You’re also involved with some great charitable organizations—tell us how you got involved and why giving back is important to you.
I feel so grateful that I grew up in a home that was fortunate enough to eat fresh food every day and to be now working in an industry where I get to eat the best food from around the world—my job is to travel and eat great food, there’s nothing more extraordinary than that. So I think it’s important, because of that, to acknowledge that that’s a rarity… Access to affordable, fresh food should be a right, not a privilege, and unfortunately that’s not the case… So I try to focus most of my time on charity organizations that address that problem and finding solutions to it. City Harvest is an organization that I’ve been working with for a few years—I’m on their food council, I volunteer with them in many ways, and attend their events… They’re an amazing, very special organization that I am so thrilled to be able to work with.

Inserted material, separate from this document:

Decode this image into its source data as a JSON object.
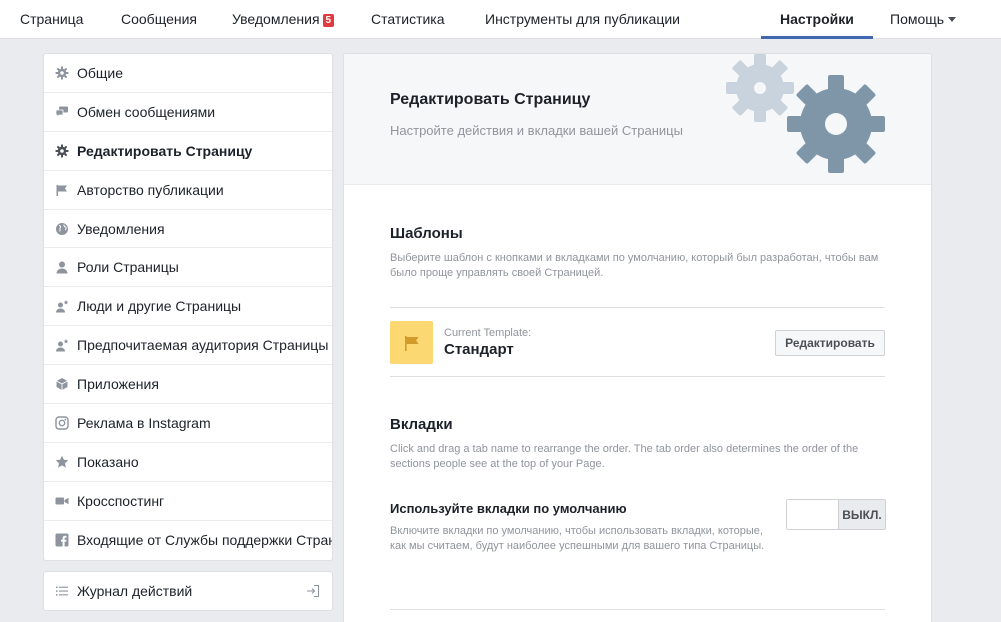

Another organization [that I work with is] Common Threads. Common Threads is a combination of working in food deserts that are underserved, and working with children in underserved communities to teach them about non-violence [and] conflict resolution, all through the guise of food.
Do you have any New Year’s resolutions?
Every year I feel like I have the same resolutions: Spend more time with my family, always, always, always, especially now more than ever. And “trim the fat” is an expression we use a lot in my house—and that’s “trim the fat” literally and figuratively. Eat healthier, slow down, cut out the non-necessary clutter in life, and focus on what’s most important.
Do you have any tips for families resolving to spice up their family meals in 2015?
For families whose resolution is to eat healthier, and introduce more healthy, interesting food into their diet, I always say: Go to the grocery store and buy one fruit or vegetable you’ve never tried, once a week, and figure out how to cook it, make it a Quickfire Challenge for your family. Buy kohlrabi, buy a pomelo, buy some purple kale, and look up what it is and how to cook it.